How much fuel to carry on the bike and how much to depend on aid stations are questions many Ironman athletes spend time pondering. Ultimately, it comes down to personal preference. Think about how you like to have your fuel and what works for you when it comes to carrying it. You also need to factor in what the race organisers offer. For the ideal nutrition strategy, work out the answers to the following questions:
Will there be a special needs at or near the halfway point on the bike, and do you plan to use it?
How do you prefer to consume your calories: solids such as bars and real food, or liquid such as drinks and gels?
How are you going to carry your calories? A box, pockets, flask, water bottles?
How many grams of carbs can you consume per hour? (most nutritionists recommend 60-90g)
How long will you be riding for? (multiply the duration of your race by 60 if that’s your target amount of carbohydrate per hour, and that will give you your total)
My preference is to have two water bottles, one with a highly concentrated mix with 160g of carbs that I sip throughout the race, and another containing only water, which is replaced at every aid station.
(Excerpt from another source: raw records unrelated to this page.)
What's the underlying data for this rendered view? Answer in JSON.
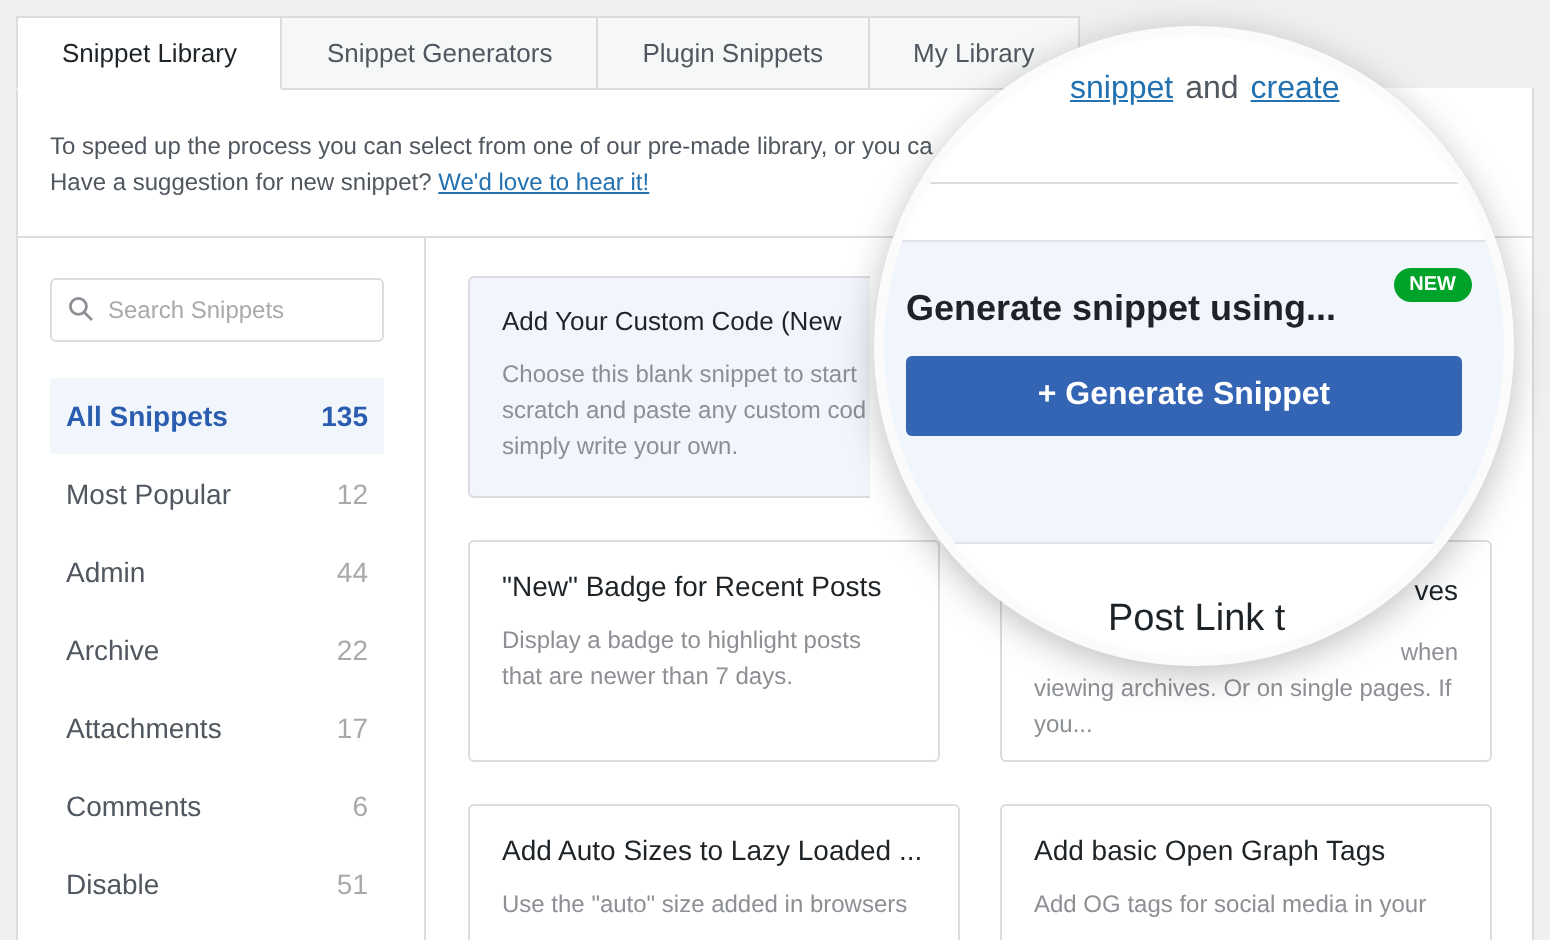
{
  "tabs": [
    {
      "label": "Snippet Library",
      "selected": true
    },
    {
      "label": "Snippet Generators",
      "selected": false
    },
    {
      "label": "Plugin Snippets",
      "selected": false
    },
    {
      "label": "My Library",
      "selected": false
    }
  ],
  "intro": {
    "line_1": "To speed up the process you can select from one of our pre-made library, or you ca",
    "line_2": "Have a suggestion for new snippet?",
    "link": "We'd love to hear it!"
  },
  "search": {
    "placeholder": "Search Snippets"
  },
  "categories": [
    {
      "label": "All Snippets",
      "count": "135",
      "selected": true
    },
    {
      "label": "Most Popular",
      "count": "12",
      "selected": false
    },
    {
      "label": "Admin",
      "count": "44",
      "selected": false
    },
    {
      "label": "Archive",
      "count": "22",
      "selected": false
    },
    {
      "label": "Attachments",
      "count": "17",
      "selected": false
    },
    {
      "label": "Comments",
      "count": "6",
      "selected": false
    },
    {
      "label": "Disable",
      "count": "51",
      "selected": false
    }
  ],
  "cards": [
    {
      "kind": "featured",
      "title": "Add Your Custom Code (New",
      "lines": [
        "Choose this blank snippet to start",
        "scratch and paste any custom cod",
        "simply write your own."
      ]
    },
    {
      "kind": "hidden"
    },
    {
      "kind": "normal",
      "title": "\"New\" Badge for Recent Posts",
      "description": "Display a badge to highlight posts that are newer than 7 days."
    },
    {
      "kind": "partial",
      "title": "ves",
      "description_top": "when",
      "description": "viewing archives. Or on single pages. If you..."
    },
    {
      "kind": "normal",
      "title": "Add Auto Sizes to Lazy Loaded ...",
      "description": "Use the \"auto\" size added in browsers"
    },
    {
      "kind": "normal",
      "title": "Add basic Open Graph Tags",
      "description": "Add OG tags for social media in your"
    }
  ],
  "magnifier": {
    "link_1": "snippet",
    "joiner": "and",
    "link_2": "create",
    "heading": "Generate snippet using...",
    "badge": "NEW",
    "button": "+ Generate Snippet",
    "fragment": "Post Link t"
  }
}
I’ll also have four gels decanted into a small flask stored in a holster on my top tube (80g), plus two more gels (40g) and two energy bars (80g) in my jersey pockets.
This means I’m entirely self-sufficient, and don’t need to do any more than slow down at feed stations to grab a new bottle. It’s taken me years to perfect and it works for me, but everyone is different.
Before the race you should settle on your strategy, try it in practice and then hone it for race day. Stick with this plan and avoid the temptation to change it the day before, despite the hundreds of alternative strategies you’re bound to hear about – and have a great race!